La tendance haussière des bourses que lon observe en ce moment n’est qu’un leurre. Elle est l’effet du bazooka monétaire qui est utilisé depuis des années – « quantitative easing » et « repo » – pour renflouer le système bancaire mondial, qui est complètement à l’agonie depuis 2007-2008 et la crise dite des subprimes.


Oui, un bazooka, car nous sommes en guerre. Cette formule, Emmanuel Macron l’a répétée six fois lors de son discours d’annonce de la mise en confinement de la France, pour mieux souligner la gravité de la situation que nous vivons.


 


Sauf qu’une guerre contre un virus, c’est une guerre impolitique, car une guerre par principe ne peut qu’être d’ordre humain, peuple contre peuple, comme jadis Agamemnon le Grec combattit, avec ses majestueuses hordes, celles de Priam le Troyen, qui ne l’étaient pas moins.


Ces simagrées présidentiels – relayés par une femme qui semble totalement perdue parmi la clique de « babtous », de blancs, qui l’environnent, N’Diaye la Sibeth – qui s’expliquent notamment par l’incurie d’un gouvernement qui, à l’orée de l’annus horribilis 2020, s’ingéniait à réparer l’onanisme racoleur du grivois impétrant au trône de l’hôtel de ville de feue la place de grève, sont là pour dissimuler les impérities et les avaries d’un polichinelle de la bancocratie face à une situation sanitaire sans précédent.


 


Le système médiatico-politique se sert de cette pandémie comme d’un cache-misère couvrant cette réalité certaine : le capitalisme est en voie de disparition.


L’État libanais n’a pas attendu le Covid-19 pour être en cessation de paiement. La « Suisse de l’Orient » a fait faillite vers janvier 20201, cette faillite étant le signe avant-coureur de quelque chose d’inéluctable, d’irréversible. Qu’on se le dise : la Banque court à sa perte, le système financier se précipite dans les abysses, chutant tel l’astre brillant évoqué par Isaïe (14 : 12-14) que d’aucuns ont vu tomber comme l’éclair.


 


En moyenne, le portefeuille boursier de l’épargnant occidental s’est contracté à hauteur de 30 % au mitan du mois de mars 2020. Le ministre de l’économie Bruno Le Maire l’a bien fait remarquer : « le coronavirus est l’histoire de semaines, le dérèglement économique est l’histoire de mois voire d’années. L’enjeu surdéterminant de l’heure n’est pas la comptabilité des décès des personnes physiques – si tragiques soient elles – mais celle des personnes morales, plus précisément, les entreprises, avec son lot de patrons et de salariés qui, déjà en difficulté, en atteste le mouvement des Gilets jaunes, se trouvent sur le carreau.


 


Nous sommes désormais plongés dans une situation de commotion généralisée. Or ce que les tenants du système capitaliste voudraient nous faire croire, c’est que cette agonie économie résulte principalement des mesures de restriction aux échanges internationaux.

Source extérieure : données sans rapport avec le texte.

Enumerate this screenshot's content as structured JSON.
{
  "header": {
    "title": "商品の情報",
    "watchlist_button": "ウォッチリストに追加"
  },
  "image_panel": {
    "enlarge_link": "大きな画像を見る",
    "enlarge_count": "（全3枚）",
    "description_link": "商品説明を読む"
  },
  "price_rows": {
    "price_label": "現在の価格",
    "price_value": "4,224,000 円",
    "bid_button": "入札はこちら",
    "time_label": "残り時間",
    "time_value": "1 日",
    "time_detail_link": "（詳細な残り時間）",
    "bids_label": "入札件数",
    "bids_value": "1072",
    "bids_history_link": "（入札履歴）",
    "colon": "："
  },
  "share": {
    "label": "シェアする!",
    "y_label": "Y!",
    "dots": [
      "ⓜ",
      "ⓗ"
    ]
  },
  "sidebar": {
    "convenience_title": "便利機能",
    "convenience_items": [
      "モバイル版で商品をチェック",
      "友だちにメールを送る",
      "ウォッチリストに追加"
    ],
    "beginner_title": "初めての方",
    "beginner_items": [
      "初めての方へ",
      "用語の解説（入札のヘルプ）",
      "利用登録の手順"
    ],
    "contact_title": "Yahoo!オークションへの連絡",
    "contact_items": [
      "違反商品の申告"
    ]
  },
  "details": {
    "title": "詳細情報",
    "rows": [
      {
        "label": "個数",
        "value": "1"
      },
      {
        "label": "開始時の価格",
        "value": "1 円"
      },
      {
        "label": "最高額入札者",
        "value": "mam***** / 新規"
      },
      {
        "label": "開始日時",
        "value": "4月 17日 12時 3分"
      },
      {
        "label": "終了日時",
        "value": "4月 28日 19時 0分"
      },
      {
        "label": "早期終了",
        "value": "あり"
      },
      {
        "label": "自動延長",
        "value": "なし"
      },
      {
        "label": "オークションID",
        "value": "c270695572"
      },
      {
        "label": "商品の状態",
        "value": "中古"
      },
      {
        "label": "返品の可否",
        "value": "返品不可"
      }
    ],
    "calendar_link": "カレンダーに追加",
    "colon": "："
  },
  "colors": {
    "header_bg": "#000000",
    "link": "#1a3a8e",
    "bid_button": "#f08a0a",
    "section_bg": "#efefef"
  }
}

L’arbre « coronarien » pour cacher la forêt chrématistique : là se trouve la clé de compréhension décisive.


 


Quel est le critère fondamental, si l’on s’intéresse à la condition de possibilité archétypique du capitalisme ?


La propriété privée ? Non, car si vous revendiquiez, aux temps de l’Antiquité, le lopin de terre de tel maître d’esclave, vous eussiez reçu une fin de non-recevoir exprimée à coups de glaive... Et la condition d’esclave, si judicieusement examinée par Hegel dans sa Phénoménologie de l’esprit, qui existait à cette époque, n’est-ce pas la preuve que l’idée de propriété privée ne fut pas une invention du capitalisme moderne ?


Ni la possession foncière, ni l’usage privé de moyens de production, même rudimentaires ne sont au fondement de notre système socio-économique « positif » (au sens où les juristes utilisent cet adjectif, c’est-à-dire actuel, en vigueur)2.


La logique du profit alors ? Faire du profit c’est dégager une plus-value, à la suite d’un effort productif ou spéculatif permettant, par le truchement de la consommation, de procurer une utilité, un bien-être.


 


Mais, dans ce cas-là, les différents ordres monastiques médiévaux étaient des entreprises capitalistes car ils créaient beaucoup de valeur ajoutée. L’essor du capitalisme s’explique en partie par la force du clergé régulier médiéval3, mais il est absurde de voir dans celui-ci une système social capitalistique. Et, en outre, nous pourrions encore remonter plus loin dans le temps. Le nomade de la préhistoire qui prend soin des ses bêtes dégage, en accomplissant cela, un profit mais n’est-il pas inepte de le considérer comme un capitaliste ?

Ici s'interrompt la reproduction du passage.